Bristol Council tonight voted unanimously for a motion opposing the government’s plans to close ticket offices at train stations. Green Councillors supported the Labour motion, and amended it before the meeting to include rail unions in the council’s discussions with Great Western Railway.
Green Councillor and national co-leader of the Party, Carla Denyer, has previously condemned the government’s plans to close ticket offices. Speaking to support the motion, Carla backed public ownership, saying:
“If the Government wants to save money on the subsidies it gives to private train operating companies, it should do what the Green Party has long proposed, return the franchises to public control when they expire so that money spent on trains goes back into trains – and ticket offices – not into the pockets of remote shareholders. Public transport should be run for people, not profit.”
Before the meeting, Green Councillors worked with other parties to amend the motion to add a recommendation to invite “all relevant unions, including RMT and ASLEF” to attend an internal scrutiny meeting with representatives from Great Western Railways and unions. The motion also calls on the Council to oppose the government’s proposals to close ticket offices, for the Mayor to “instruct officers to work with partners” to ensure all stations in the region have ticket machines installed, and for Party Group Leaders to lobby the West of England Combined Authority to improve accessibility at local stations.

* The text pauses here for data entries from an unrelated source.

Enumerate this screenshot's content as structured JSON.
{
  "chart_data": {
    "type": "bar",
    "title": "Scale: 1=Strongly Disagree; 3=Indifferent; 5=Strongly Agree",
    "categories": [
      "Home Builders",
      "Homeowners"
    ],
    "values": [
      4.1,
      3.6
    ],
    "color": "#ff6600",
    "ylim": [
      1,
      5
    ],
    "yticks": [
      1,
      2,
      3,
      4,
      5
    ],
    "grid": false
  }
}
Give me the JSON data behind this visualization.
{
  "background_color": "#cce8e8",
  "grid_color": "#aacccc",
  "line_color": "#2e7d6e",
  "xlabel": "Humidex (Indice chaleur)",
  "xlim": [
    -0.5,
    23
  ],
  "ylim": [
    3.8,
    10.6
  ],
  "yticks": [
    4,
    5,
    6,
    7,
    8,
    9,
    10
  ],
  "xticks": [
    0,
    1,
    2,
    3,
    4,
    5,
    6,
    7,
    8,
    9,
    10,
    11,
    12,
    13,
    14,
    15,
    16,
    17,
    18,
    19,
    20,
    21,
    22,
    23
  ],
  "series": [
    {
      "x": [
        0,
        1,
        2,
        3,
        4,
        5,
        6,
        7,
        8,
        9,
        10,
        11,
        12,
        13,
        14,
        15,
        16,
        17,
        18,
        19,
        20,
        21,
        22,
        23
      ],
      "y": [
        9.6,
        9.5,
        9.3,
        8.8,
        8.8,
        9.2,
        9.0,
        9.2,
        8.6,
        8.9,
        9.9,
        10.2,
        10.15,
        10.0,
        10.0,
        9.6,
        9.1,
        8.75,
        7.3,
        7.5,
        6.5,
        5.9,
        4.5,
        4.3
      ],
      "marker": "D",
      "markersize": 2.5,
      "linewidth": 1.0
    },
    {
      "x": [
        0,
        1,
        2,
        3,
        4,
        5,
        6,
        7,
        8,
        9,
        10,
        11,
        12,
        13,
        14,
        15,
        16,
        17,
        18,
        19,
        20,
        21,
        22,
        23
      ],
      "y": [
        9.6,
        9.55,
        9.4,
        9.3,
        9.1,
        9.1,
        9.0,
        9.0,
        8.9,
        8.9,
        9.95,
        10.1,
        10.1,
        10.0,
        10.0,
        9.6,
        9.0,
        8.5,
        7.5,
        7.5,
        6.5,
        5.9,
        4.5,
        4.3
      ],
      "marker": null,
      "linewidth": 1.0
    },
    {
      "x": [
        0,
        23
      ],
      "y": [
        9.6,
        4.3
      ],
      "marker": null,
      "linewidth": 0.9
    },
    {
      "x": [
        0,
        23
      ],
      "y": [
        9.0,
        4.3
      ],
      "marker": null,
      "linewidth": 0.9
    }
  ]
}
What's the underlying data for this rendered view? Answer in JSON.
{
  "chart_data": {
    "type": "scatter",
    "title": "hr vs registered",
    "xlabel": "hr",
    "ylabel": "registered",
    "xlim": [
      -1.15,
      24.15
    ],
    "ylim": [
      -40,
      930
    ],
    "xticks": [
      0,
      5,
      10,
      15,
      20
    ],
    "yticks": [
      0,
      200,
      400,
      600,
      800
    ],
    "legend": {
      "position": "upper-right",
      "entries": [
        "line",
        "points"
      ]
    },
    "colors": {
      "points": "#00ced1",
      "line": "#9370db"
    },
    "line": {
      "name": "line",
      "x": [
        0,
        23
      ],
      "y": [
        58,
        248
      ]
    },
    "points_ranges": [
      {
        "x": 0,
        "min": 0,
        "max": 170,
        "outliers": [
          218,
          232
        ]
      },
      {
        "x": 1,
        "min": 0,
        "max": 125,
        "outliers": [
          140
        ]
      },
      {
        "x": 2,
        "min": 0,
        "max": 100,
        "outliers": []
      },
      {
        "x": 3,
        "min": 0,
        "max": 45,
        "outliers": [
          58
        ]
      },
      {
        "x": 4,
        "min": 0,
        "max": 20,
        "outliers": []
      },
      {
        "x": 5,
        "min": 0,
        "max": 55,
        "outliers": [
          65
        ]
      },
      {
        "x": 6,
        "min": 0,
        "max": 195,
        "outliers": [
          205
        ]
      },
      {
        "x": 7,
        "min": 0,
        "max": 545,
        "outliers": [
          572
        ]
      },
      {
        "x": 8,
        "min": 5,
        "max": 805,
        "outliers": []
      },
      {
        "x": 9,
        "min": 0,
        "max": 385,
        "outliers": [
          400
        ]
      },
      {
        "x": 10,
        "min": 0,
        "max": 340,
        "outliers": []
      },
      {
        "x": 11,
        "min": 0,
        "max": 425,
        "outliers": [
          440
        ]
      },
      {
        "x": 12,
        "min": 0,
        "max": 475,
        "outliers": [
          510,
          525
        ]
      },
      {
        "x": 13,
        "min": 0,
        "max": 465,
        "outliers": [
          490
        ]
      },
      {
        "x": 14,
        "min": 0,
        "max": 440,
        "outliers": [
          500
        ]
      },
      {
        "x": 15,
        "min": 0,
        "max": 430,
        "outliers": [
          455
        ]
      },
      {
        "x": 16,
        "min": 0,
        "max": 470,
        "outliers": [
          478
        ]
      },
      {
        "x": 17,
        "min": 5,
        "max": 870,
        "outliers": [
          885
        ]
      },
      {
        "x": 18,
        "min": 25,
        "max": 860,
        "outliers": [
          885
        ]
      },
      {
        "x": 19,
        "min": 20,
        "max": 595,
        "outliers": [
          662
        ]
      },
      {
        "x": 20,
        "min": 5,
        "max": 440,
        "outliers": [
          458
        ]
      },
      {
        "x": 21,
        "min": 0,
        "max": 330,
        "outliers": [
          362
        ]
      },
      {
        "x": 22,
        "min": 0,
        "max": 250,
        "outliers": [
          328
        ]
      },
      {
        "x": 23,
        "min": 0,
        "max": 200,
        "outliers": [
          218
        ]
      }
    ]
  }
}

In her speech Carla also highlighted that government austerity was ultimately to blame for funding cuts to councils and public services, and challenged both Labour and Conservative parties for upholding the “discredited” economics while opposing the outcome.
“Both the motions brought tonight ultimately relate to the impact of government austerity on cash strapped services, and both Labour and Tories are supporting them. And yet – both parties are committed to totally discredited austerity economics, and nationally neither will commit to providing councils and public services with the money they need to rebuild after over a decade of decline, or to raise money for public spending through making tax fair so that the super-rich and companies pay their fair share.
“So – it’s great that we all agree ticket offices should be saved. But at the risk of pointing out the obvious, if we want decent public services in this country we have to invest in them.”